Rep. Abigail Spanberger, a Virginia Democrat facing a tough re-election race that prompted White House Chief of Staff Ron Klain to invoke the DPA in two conversations last week, acknowledged that in her response to Biden, he was actually doing what she asked.

“In addition to invoking the DPA, I continue to press administration and industry leaders to further cut red tape, bring all closed facilities into operation and increase imports of infant formula. safe from other countries,” Spanberger said.

Cabinet secretaries overseas as crisis erupts

White House aides also pointed to other measures aimed at minimizing the psychology that leads to panic buying in an attempt to stabilize consumer confidence.

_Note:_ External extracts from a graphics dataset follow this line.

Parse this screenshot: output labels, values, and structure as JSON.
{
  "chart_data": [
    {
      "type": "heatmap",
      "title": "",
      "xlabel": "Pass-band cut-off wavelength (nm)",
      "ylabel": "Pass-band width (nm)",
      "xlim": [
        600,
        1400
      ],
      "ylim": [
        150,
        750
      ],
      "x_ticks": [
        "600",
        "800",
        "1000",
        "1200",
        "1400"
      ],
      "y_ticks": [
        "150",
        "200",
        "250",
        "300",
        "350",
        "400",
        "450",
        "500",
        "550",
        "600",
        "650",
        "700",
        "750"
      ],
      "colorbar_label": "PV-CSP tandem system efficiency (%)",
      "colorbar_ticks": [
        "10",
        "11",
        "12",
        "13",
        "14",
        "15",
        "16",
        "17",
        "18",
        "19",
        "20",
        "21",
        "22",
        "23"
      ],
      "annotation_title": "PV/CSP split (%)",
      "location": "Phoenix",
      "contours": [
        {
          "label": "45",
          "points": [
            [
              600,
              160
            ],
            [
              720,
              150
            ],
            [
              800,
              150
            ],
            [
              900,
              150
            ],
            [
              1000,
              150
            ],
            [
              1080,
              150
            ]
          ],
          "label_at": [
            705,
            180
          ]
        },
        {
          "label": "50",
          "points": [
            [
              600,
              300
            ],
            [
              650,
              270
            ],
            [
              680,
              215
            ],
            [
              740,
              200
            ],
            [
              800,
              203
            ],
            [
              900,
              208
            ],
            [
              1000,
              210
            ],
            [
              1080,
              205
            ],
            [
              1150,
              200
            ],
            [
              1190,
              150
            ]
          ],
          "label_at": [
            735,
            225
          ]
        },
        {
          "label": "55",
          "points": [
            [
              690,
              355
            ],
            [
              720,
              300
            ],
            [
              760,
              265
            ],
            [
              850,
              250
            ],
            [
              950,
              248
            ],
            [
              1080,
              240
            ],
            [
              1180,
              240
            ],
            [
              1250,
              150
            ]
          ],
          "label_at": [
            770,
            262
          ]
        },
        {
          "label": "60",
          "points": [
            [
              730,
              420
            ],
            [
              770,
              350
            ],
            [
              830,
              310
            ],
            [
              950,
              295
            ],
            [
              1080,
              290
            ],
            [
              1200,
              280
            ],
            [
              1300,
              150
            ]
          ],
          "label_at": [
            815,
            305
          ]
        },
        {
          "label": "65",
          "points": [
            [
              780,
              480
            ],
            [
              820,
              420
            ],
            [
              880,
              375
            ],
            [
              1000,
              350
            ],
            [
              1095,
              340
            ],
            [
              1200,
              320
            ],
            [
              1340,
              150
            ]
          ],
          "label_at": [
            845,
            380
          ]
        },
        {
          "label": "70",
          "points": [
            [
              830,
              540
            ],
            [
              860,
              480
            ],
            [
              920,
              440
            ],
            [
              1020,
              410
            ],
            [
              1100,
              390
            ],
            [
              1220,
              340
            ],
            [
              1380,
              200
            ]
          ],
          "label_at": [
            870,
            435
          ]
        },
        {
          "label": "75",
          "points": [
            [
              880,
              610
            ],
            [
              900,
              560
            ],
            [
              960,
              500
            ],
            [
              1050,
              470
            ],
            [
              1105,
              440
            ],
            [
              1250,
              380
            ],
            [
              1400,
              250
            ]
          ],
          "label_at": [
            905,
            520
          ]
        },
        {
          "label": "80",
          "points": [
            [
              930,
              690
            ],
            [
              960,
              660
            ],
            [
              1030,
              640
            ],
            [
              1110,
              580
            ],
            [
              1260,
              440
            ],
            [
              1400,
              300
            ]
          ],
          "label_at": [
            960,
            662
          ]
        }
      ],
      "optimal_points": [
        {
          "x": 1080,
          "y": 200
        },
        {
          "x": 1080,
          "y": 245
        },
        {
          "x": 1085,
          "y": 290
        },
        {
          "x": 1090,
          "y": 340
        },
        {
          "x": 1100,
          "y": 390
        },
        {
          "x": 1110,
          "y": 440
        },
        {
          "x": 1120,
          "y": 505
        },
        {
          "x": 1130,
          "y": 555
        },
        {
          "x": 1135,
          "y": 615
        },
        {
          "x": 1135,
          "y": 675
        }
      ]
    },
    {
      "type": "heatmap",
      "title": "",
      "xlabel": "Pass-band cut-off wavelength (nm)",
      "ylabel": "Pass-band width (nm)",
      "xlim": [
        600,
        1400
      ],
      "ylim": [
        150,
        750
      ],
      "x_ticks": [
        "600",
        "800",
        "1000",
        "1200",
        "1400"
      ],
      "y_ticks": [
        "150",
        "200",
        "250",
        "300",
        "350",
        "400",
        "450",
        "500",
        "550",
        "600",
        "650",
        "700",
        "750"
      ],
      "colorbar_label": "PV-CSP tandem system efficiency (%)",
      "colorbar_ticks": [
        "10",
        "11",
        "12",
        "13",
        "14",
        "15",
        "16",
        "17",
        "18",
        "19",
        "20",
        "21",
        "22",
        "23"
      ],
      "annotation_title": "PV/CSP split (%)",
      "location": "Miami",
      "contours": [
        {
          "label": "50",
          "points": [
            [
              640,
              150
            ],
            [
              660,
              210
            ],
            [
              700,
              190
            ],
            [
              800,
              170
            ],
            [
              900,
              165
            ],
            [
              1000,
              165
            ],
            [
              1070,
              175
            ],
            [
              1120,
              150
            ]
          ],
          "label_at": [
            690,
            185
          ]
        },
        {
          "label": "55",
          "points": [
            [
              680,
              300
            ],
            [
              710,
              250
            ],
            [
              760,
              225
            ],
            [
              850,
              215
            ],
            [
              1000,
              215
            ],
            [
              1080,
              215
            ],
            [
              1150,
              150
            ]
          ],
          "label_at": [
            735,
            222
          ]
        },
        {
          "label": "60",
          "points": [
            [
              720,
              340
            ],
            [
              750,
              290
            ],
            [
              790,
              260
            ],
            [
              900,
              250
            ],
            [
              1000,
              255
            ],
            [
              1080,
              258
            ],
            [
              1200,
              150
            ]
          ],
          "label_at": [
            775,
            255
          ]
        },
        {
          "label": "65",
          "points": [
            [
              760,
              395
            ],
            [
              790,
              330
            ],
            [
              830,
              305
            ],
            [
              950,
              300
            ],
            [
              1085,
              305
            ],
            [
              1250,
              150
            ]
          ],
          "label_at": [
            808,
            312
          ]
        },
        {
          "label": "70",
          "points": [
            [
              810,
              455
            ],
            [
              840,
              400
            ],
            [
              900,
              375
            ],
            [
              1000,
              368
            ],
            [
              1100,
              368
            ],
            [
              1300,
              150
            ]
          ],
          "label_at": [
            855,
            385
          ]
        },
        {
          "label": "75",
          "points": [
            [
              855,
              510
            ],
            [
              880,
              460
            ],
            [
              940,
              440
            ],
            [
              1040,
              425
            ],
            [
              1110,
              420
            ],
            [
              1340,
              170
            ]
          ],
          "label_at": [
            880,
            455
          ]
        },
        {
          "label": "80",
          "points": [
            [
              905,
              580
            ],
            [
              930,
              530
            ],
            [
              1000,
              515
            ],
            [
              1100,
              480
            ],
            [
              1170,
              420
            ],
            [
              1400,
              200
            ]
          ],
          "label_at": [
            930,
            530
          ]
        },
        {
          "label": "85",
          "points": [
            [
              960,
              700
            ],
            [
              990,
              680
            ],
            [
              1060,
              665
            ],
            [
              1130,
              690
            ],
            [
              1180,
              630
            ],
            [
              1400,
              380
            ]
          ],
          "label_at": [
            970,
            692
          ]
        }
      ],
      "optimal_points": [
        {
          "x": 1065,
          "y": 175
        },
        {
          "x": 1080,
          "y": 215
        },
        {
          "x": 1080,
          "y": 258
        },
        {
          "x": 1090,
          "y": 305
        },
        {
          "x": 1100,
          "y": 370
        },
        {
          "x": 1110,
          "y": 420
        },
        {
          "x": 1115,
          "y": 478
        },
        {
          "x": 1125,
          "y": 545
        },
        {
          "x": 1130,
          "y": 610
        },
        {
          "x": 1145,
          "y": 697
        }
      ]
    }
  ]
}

They issued waivers that allowed customers to switch brands of formula without doctors’ notes or increase potential sales under the WIC food program, securing a market for companies that stepped up their own production. White House officials said Thursday that more infant formula is being produced now than before the Michigan plant closed.

To complicate the answer: The two Cabinet Secretaries with the most direct authority over the situation — Becerra, whose department oversees the FDA, and Agriculture Secretary Tom Vilsack, whose department oversees food production — were all two in Europe last week for conferences with their G7 counterparts. Their absences were noted by other members of the administration who remained in Washington working both behind the scenes and on public responses.

The fact that Becerra contracted Covid-19 in Germany added another wrinkle, but his spokeswoman Sarah Lovenheim said the secretary had pressed his international counterparts on the need for an imported formula, “They all get the message: fast and safe.”

Lovenheim described “a Herculean effort to get more formula safely onto the shelves,” adding, “People have been working around the clock, including over the weekend, and the goal is to keep moving quickly. and safely to get the formula into the hands of anyone with critical needs.”

HHS is now taking the initiative to pay for and arrange inbound shipments for what it calls Operation Fly Formula, the first announced Thursday night by the White House to bring in 246 pallets with the equivalent of 1.5 million bottles of 8 ounces from Switzerland to Indiana.

CORRECTION: A previous version of this story incorrectly stated which baby formula companies President Joe Biden spoke with. He spoke with the CEOs of Reckitt and Gerber.